D'autres facteurs impactent cette fois son humeur, sa personnalité. Le documentaire de Raphaël Hitier, « Bien nourrir son cerveau » produit en 2019, a pointé les effets de la nourriture sur le cerveau. La malbouffe s'est répandue depuis quelques décennies. Elle combine une nourriture trop riche en sucres et en graisses avec des carences en oméga 3, en minéraux et en vitamines. Le manque d'oméga 3, très répandu parmi la population, ralentit le fonctionnement cérébral. La mémoire est altérée par l'inflammation du cerveau, due à une nourriture trop grasse et trop sucrée, qui augmente la mortalité des neurones. Mais ce ne sont pas seulement les capacités cognitives qui souffrent, c'est aussi l'humeur de l'être humain qui change. Un test a révélé que celui qui prend un petit-déjeuner glucosé plutôt que protéiné a tendance à l'intransigeance plutôt qu'à la concession, aux prises de décision radicales plutôt que nuancées. De plus, les carences en oméga 3, en minéraux et en vitamines détériorent l'humeur et suscitent de l'agressivité. Une étude néerlandaise avait montré que ce type de carences, intervenues pendant l'occupation de 1940-1945, avait généré une explosion de la criminalité après-guerre. Ces mêmes carences sont à l'œuvre aujourd'hui, non pas parce que la nourriture est rationnée comme pendant la guerre, mais à cause des nouvelles habitudes alimentaires. Elles contribuent à une société plus agressive.
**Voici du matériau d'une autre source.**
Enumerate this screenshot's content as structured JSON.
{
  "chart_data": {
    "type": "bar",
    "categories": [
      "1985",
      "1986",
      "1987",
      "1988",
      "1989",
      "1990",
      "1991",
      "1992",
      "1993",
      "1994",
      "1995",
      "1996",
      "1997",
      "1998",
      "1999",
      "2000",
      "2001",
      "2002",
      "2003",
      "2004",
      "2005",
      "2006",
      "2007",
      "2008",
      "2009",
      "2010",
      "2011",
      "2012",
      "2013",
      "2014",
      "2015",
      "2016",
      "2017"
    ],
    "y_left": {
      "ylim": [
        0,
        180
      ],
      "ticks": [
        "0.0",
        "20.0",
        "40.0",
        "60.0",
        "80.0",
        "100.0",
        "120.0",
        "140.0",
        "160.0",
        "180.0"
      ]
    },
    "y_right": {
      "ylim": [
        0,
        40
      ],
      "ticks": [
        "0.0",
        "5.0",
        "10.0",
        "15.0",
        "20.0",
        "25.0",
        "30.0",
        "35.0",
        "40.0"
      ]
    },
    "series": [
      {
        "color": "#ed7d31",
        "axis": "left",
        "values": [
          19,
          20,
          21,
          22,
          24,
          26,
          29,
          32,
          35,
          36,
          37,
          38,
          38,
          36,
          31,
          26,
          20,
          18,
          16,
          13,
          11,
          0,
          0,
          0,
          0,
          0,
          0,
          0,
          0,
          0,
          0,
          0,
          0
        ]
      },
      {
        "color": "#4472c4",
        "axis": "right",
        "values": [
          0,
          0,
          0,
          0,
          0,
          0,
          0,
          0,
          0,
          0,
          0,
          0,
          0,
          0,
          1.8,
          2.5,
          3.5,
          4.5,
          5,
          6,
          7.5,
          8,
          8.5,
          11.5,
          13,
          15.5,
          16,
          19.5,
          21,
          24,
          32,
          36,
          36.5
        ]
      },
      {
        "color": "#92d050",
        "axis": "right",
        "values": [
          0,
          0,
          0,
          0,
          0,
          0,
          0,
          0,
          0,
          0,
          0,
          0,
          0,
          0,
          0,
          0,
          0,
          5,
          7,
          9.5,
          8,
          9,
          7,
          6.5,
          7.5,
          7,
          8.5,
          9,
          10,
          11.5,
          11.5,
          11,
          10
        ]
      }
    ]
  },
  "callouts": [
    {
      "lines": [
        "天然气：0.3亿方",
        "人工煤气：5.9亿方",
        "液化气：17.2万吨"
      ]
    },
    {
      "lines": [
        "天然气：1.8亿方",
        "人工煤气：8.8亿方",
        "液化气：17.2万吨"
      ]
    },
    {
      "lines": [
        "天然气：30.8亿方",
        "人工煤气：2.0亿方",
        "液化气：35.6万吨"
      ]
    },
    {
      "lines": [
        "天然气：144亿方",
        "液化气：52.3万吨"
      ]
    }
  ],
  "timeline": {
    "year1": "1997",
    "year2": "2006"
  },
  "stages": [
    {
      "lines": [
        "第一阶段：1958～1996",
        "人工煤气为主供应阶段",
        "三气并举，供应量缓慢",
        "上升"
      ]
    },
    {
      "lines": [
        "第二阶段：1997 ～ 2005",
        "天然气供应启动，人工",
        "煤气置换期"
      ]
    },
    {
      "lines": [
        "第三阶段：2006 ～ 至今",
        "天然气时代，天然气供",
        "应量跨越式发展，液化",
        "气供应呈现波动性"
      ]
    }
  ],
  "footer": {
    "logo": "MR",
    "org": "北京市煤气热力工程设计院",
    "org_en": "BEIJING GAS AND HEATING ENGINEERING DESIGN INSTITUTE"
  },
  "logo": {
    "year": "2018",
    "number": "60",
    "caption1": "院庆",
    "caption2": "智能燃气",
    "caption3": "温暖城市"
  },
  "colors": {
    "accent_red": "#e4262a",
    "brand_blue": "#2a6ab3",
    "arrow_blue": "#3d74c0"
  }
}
Les effets du mode de vie sur le cerveau humain appartiennent à un domaine de recherche récent. On commence seulement à en découvrir l'ampleur et cette vision va probablement s'affiner, se compléter avec le temps. A ce stade, il est déjà patent que l'homme change de l'intérieur sans même le savoir. C'est un changement qui le conduit vers moins d'intelligence et plus d'agressivité.
Mais, dans l'air du temps, il y a aussi d'autres facteurs d'agressivité (et de bêtise). Ce sera l'objet de futurs articles de cette rubrique.